Malick é um gênio de marketing, pois não dá entrevistas por se intitular como recluso e apresenta este filme com mais de 2 horas de duração sem nenhum roteiro, estória ou conexão, ou seja, uma bomba que felizmente não explode na sala de cinema. me diverti com a participação do Sean Penn, pois sua entrada, parece de alguém entrando no estúdio e procurando, sem encontrar a sala e a pessoa que marcara uma reunião, totalmente perdido no tempo e no espaço. Poderia ser um filme filosófico, se tivesse um fio condutor mínimo. faz referências a 2001 uma odisséia no espaço e mais um monte de cenas desconexas e sem criatividade. Filme para poucos com alguma enfermidade que crie alguma sintonia. saiu na mesma época de Melancolia do genial Lars Von Trier o que sugere um abismo entre estas obras.
eu nunca abandono um filme por mais monotono que seja...porém esse filme me venceu! PARABENS!!! quando começou a passar o que parecia um slide sobre o começo do mundo eu ja nao tava aguentando,mas quando eu vi o monstro do lago ness foi a gota d'agua eu desisti e provavelmente nao irei terminar de ver esse filme nunca.
Não é um filme memoravel.Mas tem sim seu encanto.A proposta de Terrence Mallick foi criar um filme reflexivo com o intuito de penetrar na mente de diversas pessoas por um tempo grande e continuo.E ele consegue isso em muitos momentos.Mas uma critica negativa em relação a Arvore da Vida,é a quantia desnecessaria de imagens,que mesmo lindas,chegam a nos cansar.Numa faixa do filme entre 20 e 35 minutos,não é visto sequer um ser humano,e sim diversas imagens todas com uma beleza visual impactante. Não entendi muito bem,o envolvimento de dinossauros nesta obra. Achei um pouco estranho,mas lendo a sinopse do filme e observando com atenção o título pode se perceber o que Mallick quis representar.
Destaques positivos vão para Brad Pitt,e seus três filhos que são o ponto principal de atenção para o filme.Ótima fotografia e trilha sonora,ajudam a Arvore da Vida ganhar um espaço belo na carreira deste diretor,e talvez até na história do oscar.Mas esperava um pouco mais.

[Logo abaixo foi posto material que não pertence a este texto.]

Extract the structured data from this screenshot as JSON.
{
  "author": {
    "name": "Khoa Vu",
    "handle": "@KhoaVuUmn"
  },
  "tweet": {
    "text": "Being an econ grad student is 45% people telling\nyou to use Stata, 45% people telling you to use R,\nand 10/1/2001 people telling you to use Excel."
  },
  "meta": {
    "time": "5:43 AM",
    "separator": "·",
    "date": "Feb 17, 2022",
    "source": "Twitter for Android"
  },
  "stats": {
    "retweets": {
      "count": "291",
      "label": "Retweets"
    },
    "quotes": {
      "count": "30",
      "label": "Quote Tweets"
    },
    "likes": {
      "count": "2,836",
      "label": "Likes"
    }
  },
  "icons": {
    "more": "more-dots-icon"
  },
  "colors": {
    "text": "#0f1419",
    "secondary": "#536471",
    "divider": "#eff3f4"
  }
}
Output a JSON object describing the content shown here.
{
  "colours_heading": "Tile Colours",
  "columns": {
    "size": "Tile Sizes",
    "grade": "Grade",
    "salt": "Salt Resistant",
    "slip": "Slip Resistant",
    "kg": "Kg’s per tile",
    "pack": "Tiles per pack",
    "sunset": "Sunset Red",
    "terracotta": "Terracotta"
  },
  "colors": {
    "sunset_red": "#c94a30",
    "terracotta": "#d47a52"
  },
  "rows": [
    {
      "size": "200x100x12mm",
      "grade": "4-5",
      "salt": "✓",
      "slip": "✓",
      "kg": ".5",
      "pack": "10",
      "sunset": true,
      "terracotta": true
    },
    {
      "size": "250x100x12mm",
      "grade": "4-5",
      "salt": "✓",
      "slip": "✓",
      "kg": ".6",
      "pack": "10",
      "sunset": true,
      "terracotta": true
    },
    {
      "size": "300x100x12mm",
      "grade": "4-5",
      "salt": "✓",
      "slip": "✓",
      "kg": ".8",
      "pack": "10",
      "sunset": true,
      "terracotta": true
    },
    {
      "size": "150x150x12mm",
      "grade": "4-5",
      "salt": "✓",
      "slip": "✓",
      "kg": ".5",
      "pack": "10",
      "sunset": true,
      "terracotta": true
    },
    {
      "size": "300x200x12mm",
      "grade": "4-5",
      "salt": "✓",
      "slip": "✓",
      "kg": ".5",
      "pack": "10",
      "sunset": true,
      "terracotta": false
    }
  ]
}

Um filme só é realmente bom quando não é um fime seletivo pensado e feito apenas para uma parcela da população que se identifica. Um filme bom é um filme que tem o poder de fazer qualquer pessoa que assistir pensar e refletir mesmo que sendo de uma maneira subjetiva, o que não é o caso. O filme foi feito pela perspectiva de um diretor e agrada a parcela de pessoas que pensam e raciocinam igual a ele. Trilha sonora é bem construída e agradável. A fotografia é bonita, tão interessante que por um momento achei que estivesse assistindo um documentário do Nat Geo. As pessoas que se consideram “cultas” adoram superestimar coisas fora do convencional para se sentirem superiores de alguma forma.
O Ferreira Gullar escreveu um poema que pode te ajudar com este filme. Se chama "A estrela". Neste poema ele pergunta para seu gatinho se este sabe o que é uma estrela, e embora mostre toda a suntuosidade do universo, no final ele diz que mais importa para ele os olhos do gatinho, que o fita. Uma das muitas formas de se ler o filme "Árvore da Vida" seria contrapor o macro, do universo, e nossa finitude perto dele, versus a totalidade de nossas vidas finitas, que afinal é tudo o que realmente nos importa. Somos nada diante do universo, mas esta vida pequena ainda é tudo o que temos. spoiler: Assim, perder um filho é um evento tão grandioso quanto o nascimento de uma estrela ou de uma galaxia inteira. Não acho que este seja um filme cristão. Penso que ele toma alguns dizeres bíblicos para suscitar tais angústias, mas poderiam ser outros (da mitologia grega, de Dom Quixote ou de Hamlet), que funcionariam igualmente bem.